Gülsüm’ün hayattaki ilk isyanı ise Roboskî Katliamı’na oluyor. Bu isyan ve itirazları ise mücadele ile buluşuyor.
“Ben o çocukları gördüğümde yok ya değil bu dedim. Yani orda isyan ettim resmen. Orda daha büyük bir isyanım oldu. Gezi’den sonra tamamen değiştik hepimiz. Herkes sokaklardaydı çünkü. Orada üç beş ağaç için değil gerçekten halkta bir birikim patlaması vardı. Geçinemiyorsun, çalışıyorsun olmuyor, her şey pahalı. Aslında orada bir birikimdi boşaldı. Zaten sonrasında da kendimi başka bir mücadele içerisinde gördüm.”
Mücadelesini “Çok güzel teröristiz” diyerek tanımlayan Gülsüm, kendi ve çocuğuyla gurur duyuyor.
“Onlar bizi zorluyorsa biz de onları zorluyoruz. Zorlayacağız da vazgeçmeyeceğiz. Eninde sonunda illaki kazanan biz olacağız. Bundan eminim. Haksızlığa uğradıysan haksızlığın karşısında öfkeleniyorsun. Kendimi savunmaktan ben haklıyım deyip daha da çok mücadele ediyorsun.”

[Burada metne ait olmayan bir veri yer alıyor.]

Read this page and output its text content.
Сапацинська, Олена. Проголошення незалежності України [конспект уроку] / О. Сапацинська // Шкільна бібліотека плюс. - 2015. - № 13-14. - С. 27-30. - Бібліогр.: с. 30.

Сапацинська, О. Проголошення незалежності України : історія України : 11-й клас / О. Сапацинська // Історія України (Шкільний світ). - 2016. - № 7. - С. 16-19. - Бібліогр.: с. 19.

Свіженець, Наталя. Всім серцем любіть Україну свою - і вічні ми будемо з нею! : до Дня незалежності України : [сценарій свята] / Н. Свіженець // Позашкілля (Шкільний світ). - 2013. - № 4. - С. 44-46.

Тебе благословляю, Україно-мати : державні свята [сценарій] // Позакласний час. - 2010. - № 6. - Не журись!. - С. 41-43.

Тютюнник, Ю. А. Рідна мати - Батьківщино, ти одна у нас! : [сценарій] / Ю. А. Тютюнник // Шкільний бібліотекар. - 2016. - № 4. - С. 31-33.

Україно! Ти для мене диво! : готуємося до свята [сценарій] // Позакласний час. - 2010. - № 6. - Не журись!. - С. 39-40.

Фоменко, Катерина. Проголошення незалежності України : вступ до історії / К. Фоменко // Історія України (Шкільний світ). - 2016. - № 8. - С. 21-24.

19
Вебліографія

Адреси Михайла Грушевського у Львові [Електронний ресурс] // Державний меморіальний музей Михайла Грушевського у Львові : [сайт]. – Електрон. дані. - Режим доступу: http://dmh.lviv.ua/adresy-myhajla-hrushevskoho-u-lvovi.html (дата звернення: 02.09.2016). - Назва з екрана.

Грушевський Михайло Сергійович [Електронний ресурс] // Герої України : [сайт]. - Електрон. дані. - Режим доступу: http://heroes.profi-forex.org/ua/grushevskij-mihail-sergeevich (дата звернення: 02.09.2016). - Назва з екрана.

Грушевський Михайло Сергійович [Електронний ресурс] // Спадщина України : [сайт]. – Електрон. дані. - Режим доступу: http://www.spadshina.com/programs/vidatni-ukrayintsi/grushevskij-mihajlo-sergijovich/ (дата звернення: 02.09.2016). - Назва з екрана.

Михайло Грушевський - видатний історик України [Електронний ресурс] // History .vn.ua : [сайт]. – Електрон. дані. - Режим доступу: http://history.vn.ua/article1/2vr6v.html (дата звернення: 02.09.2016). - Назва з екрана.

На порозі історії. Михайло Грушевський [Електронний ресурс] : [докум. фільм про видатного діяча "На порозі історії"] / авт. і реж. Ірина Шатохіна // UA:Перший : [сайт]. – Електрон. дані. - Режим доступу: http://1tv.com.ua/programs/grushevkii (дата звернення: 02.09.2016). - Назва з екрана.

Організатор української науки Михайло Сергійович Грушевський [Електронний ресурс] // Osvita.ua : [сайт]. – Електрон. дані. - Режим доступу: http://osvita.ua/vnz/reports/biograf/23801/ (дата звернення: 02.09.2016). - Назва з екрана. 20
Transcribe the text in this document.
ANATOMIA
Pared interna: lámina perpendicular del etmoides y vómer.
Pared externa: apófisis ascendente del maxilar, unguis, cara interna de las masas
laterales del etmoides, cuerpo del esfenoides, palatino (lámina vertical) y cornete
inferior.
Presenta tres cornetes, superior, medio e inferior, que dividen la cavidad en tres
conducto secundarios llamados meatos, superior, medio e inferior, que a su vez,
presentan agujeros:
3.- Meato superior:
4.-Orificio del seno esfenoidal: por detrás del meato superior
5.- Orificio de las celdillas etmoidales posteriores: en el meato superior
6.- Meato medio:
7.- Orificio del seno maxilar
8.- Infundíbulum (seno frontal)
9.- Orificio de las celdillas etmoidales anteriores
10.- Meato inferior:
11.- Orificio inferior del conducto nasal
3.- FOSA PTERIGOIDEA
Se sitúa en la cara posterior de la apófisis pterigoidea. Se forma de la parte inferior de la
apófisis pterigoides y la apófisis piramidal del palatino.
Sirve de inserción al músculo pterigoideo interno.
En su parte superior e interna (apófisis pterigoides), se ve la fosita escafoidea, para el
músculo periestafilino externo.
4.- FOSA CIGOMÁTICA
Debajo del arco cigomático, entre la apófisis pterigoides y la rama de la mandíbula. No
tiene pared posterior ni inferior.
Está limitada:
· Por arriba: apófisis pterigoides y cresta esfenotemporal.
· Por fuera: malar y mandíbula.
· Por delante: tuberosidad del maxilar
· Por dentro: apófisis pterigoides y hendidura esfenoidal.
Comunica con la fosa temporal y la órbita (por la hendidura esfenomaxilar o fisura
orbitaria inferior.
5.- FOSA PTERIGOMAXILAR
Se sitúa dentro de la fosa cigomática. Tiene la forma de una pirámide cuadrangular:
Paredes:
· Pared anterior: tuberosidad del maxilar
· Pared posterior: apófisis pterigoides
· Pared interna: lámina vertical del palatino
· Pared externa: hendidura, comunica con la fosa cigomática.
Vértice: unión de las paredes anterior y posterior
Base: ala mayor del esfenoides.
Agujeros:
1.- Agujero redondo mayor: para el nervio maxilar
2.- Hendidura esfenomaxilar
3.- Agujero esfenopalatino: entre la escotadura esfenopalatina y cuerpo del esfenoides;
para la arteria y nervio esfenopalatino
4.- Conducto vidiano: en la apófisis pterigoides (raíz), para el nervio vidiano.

Gülsüm, mücadelesini bırakmayı, vazgeçmeyi de hiç düşünmüyor. Kendisini mücadelesinden alıkoyan pek çok durum ile karşılaşan Gülsüm, AKP’liler tarafından da davasından vazgeçmesi için para teklifi alıyor.
“Eşimle telefonla konuşup başkanla yalnız konuşacaksınız, sülaleniz kurtulur deniliyor. Eşim telefondan bağırıyor; ben sülalemin kurtulmasını istemiyorum ben oğlumu istiyorum. Bunu reddettik. Bundan sonra da mitinglerde yuhalattı beni.”
Gülsüm’ün her sabah hazırladığı kahvaltı o sabah yenilmemişti. Ekmek olmadığı için değil o kahvaltı da Berkin eksikti. Ekmek de Berkin de yoktu, eksikti…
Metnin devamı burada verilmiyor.